The other element of that, in terms of getting your license later, and what you lose when you stop driving, to me, the most interesting thing about that is, we live in a society -- and I watch it with my kids -- with constant social media, which is really social marketing, isn't it? And, constant engagement with purchasing, and so forth. I always think, I have a thought, I pick up my phone, and the next thing I know, an Amazon box is there, right? It's so frictionless. Consumption is so frictionless now. It just happens almost as soon as you think about it. When you're in the car, certainly a car that's not self-driving, you're not able to do that. You're also not really able to work. Maybe you have the radio on, maybe you take a phone call, but you're not working. You're not consuming, you're not working. It's this interstitial space, it's a third place. And it's a job, driving, that occupies your mind. You have to pay attention to it. You can do other things, but it is, in a sense, a meditative state. 

Now, could we replace that and not spew carbon in the air? Absolutely, and that would be great. But I do think it is one of the few places where that happens anymore. And all we're going to see with a driverless car is all of that social marketing, and all of that work and labor, invade the last refuge. 

Sciple: Since we're an investing show, I've got to ask how you invest personally. Do you invest personally? What do you think about that?

Albert: There's a wonderful book called Narrative and Numbers. The best way to invest is to look at the story, look at the balance sheet, do your free cash flow analysis, and then try to put those together. You can look at Uber, and you can say, "Oh, they're a taxi company. OK. Let me run the numbers." Or, you can say, "They're a transportation network company, and they're going to take over the world," and you can run the numbers again. So you have to have both of those. 

I am much better at the story. I have a financial advisor who's excellent and quick, and he runs the numbers. I'm not invested in Tesla. I kind of have to admit I'm a little pissed off because I got in on the IPO, $17 a share. It went to $35. My advisor guy said, "This is ridiculous. Let's sell it." And I'm like, "Yeah." So, now, where we've ended up has bothered me. 

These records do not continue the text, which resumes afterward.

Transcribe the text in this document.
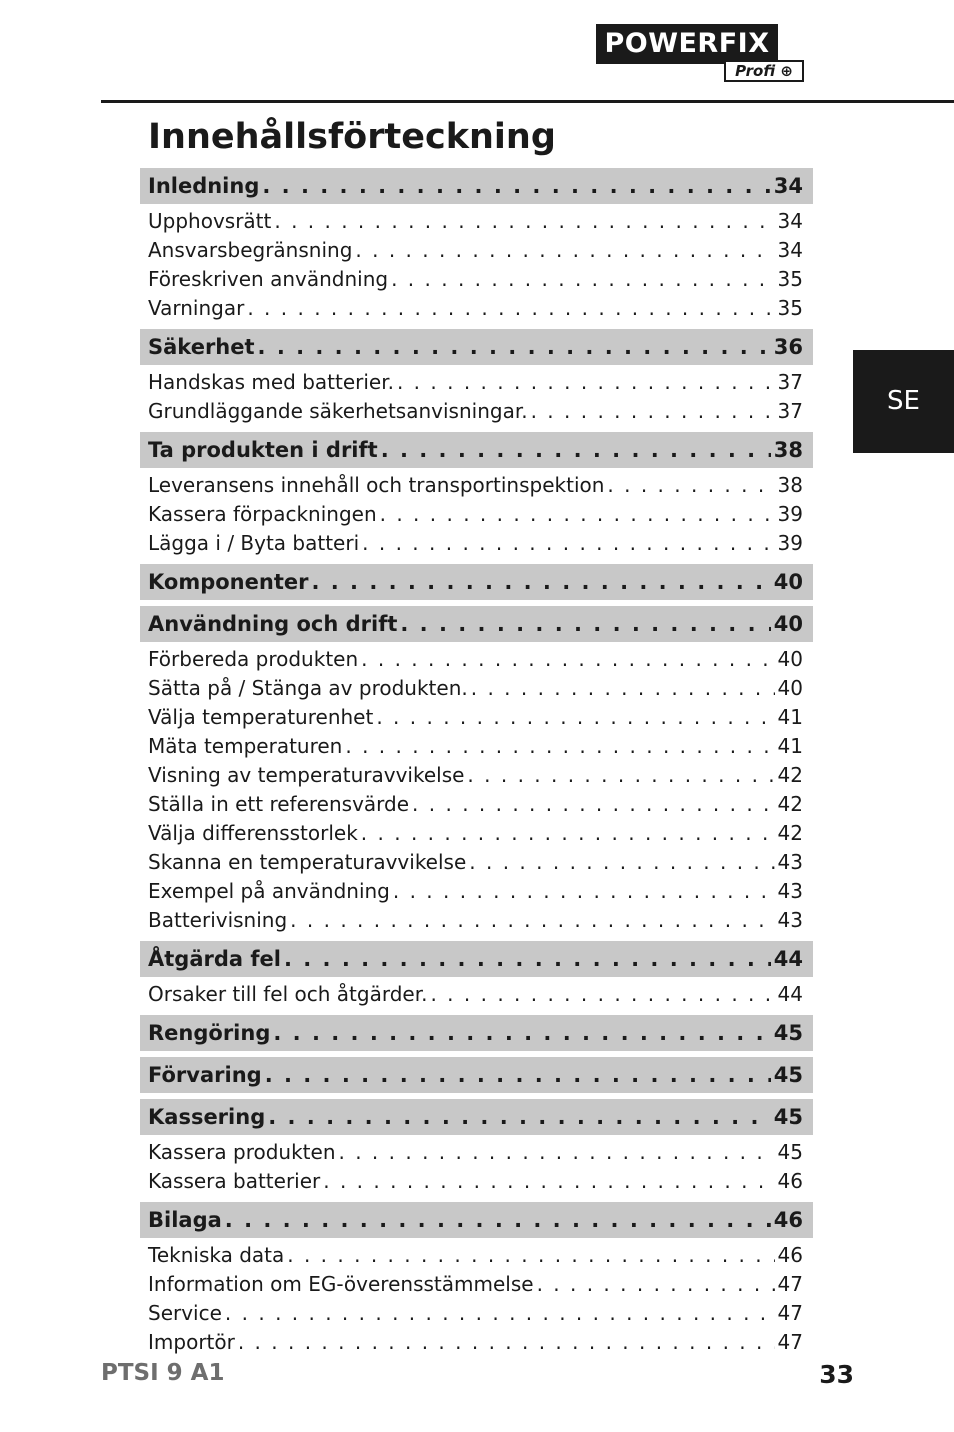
POWERFIX
®
Profi ⊕
Innehållsförteckning
Inledning . . .	34
Upphovsrätt . . .	34
Ansvarsbegränsning . . .	34
Föreskriven användning . . .	35
Varningar . . .	35
Säkerhet . . .	36
Handskas med batterier. . . .	37
Grundläggande säkerhetsanvisningar. . . .	37
Ta produkten i drift . . .	38
Leveransens innehåll och transportinspektion . . .	38
Kassera förpackningen . . .	39
Lägga i / Byta batteri . . .	39
Komponenter . . .	40
Användning och drift . . .	40
Förbereda produkten . . .	40
Sätta på / Stänga av produkten. . . .	40
Välja temperaturenhet . . .	41
Mäta temperaturen . . .	41
Visning av temperaturavvikelse . . .	42
Ställa in ett referensvärde . . .	42
Välja differensstorlek . . .	42
Skanna en temperaturavvikelse . . .	43
Exempel på användning . . .	43
Batterivisning . . .	43
Åtgärda fel . . .	44
Orsaker till fel och åtgärder. . . .	44
Rengöring . . .	45
Förvaring . . .	45
Kassering . . .	45
Kassera produkten . . .	45
Kassera batterier . . .	46
Bilaga . . .	46
Tekniska data . . .	46
Information om EG-överensstämmelse . . .	47
Service . . .	47
Importör . . .	47
SE
PTSI 9 A1	33
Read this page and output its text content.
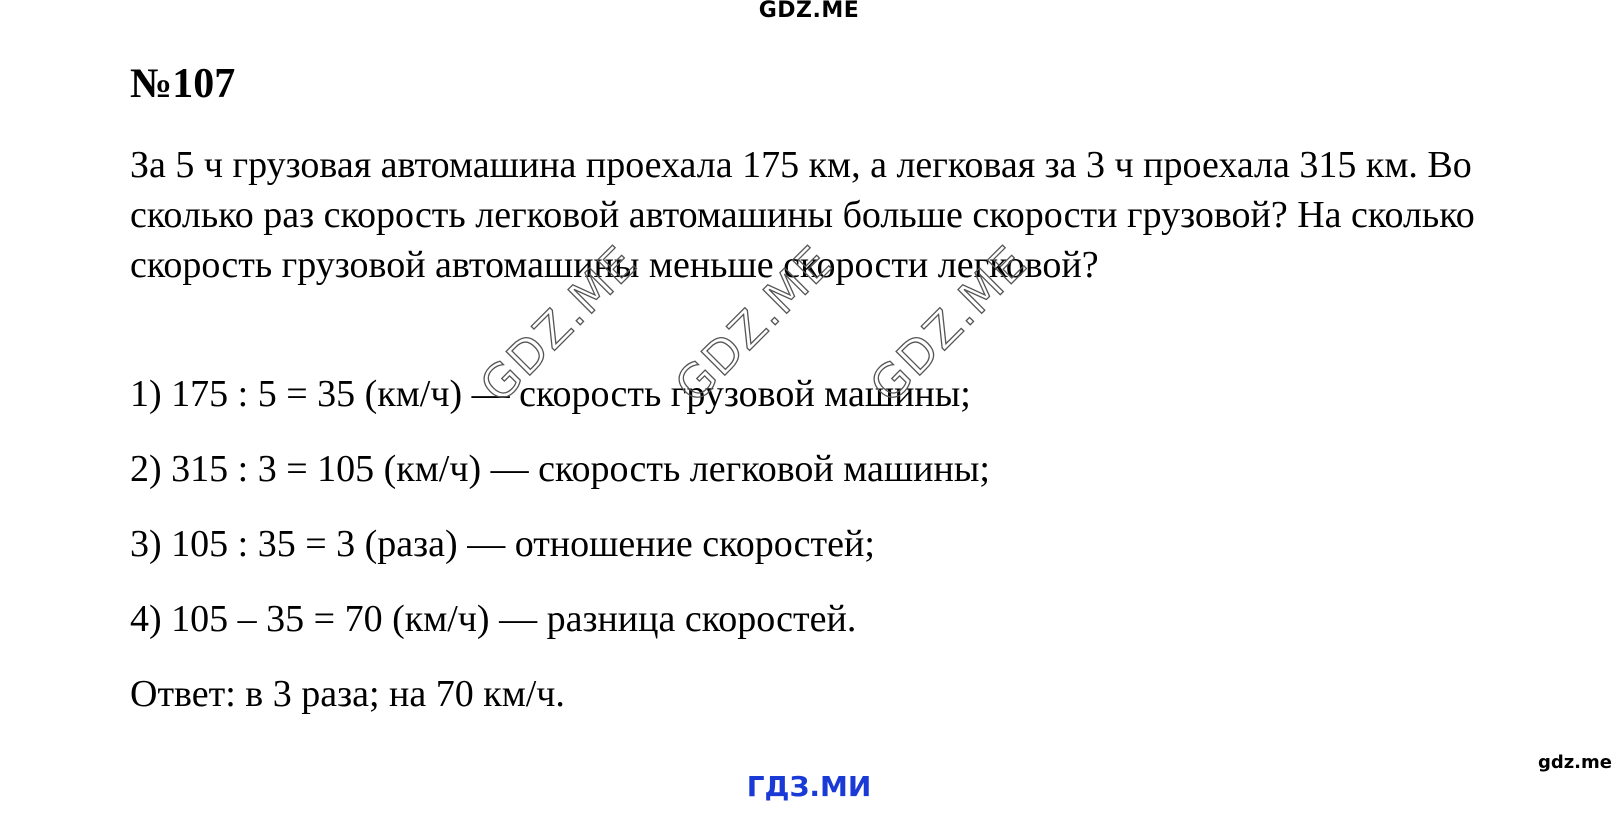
GDZ.ME
№107
За 5 ч грузовая автомашина проехала 175 км, а легковая за 3 ч проехала 315 км. Во сколько раз скорость легковой автомашины больше скорости грузовой? На сколько скорость грузовой автомашины меньше скорости легковой?
1) 175 : 5 = 35 (км/ч) — скорость грузовой машины;
2) 315 : 3 = 105 (км/ч) — скорость легковой машины;
3) 105 : 35 = 3 (раза) — отношение скоростей;
4) 105 – 35 = 70 (км/ч) — разница скоростей.
Ответ: в 3 раза; на 70 км/ч.
GDZ.ME GDZ.ME GDZ.ME
ГДЗ.МИ
gdz.me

I invested in a company called NIO. I'm not recommending it. It was advertised as the Tesla of China. I did great for a while. It went from like $5 to $17. I was like, "This is great! It's going!" Now I think it's at $3. But, you invest a small piece of that. You enjoy it. 

So, that's really what I do. I do the story. I have somebody else who's better with the numbers. And I tend to follow my gut on a lot of things. I followed my gut on Amazon. I'm no genius, though. The bottom line is, everything reverts to the mean. 

Sciple: Last question before we go away. When you look at autonomy and transportation as an industry, it really seems to be evolving so quickly. What are you going to be paying most attention to in the next couple of years when it comes to evolving mobility? What will you be paying most close attention to and looking for?

Albert: Well, what I'd like to see is really a ground swell of support -- and I'm seeing it locally where I live -- for things like protected bike lanes, things like daylighting intersections so that pedestrians get a lot more privilege. Traffic engineers, planners, are very clear on that, and politically seem to be moving forward. So I am looking for more and more of that. 

In terms of autonomy, we're starting to see the bloom go off the rose of autonomy, and that is partly because, I believe, the bloom's gone off the rose of Facebook and these others. I'm looking at how this conversation is going to change, and if it will. I'm a little cynical, so I worry we're going to keep going down the "Silicon Valley, we're here to save the world" route. But I am very hopeful that traffic calming, more bicyclers and all that, more mass transit if we can ever get around to it, will happen. That's what I'm looking at over the next few years.

Sciple: All right, Dan Albert, thanks so much for coming on the show with us! For folks that have been listening, it's Are We There Yet? The American Automobile Past, Present, and Driverless.

Albert: Thank you so much for reading it! And thank you for having me on!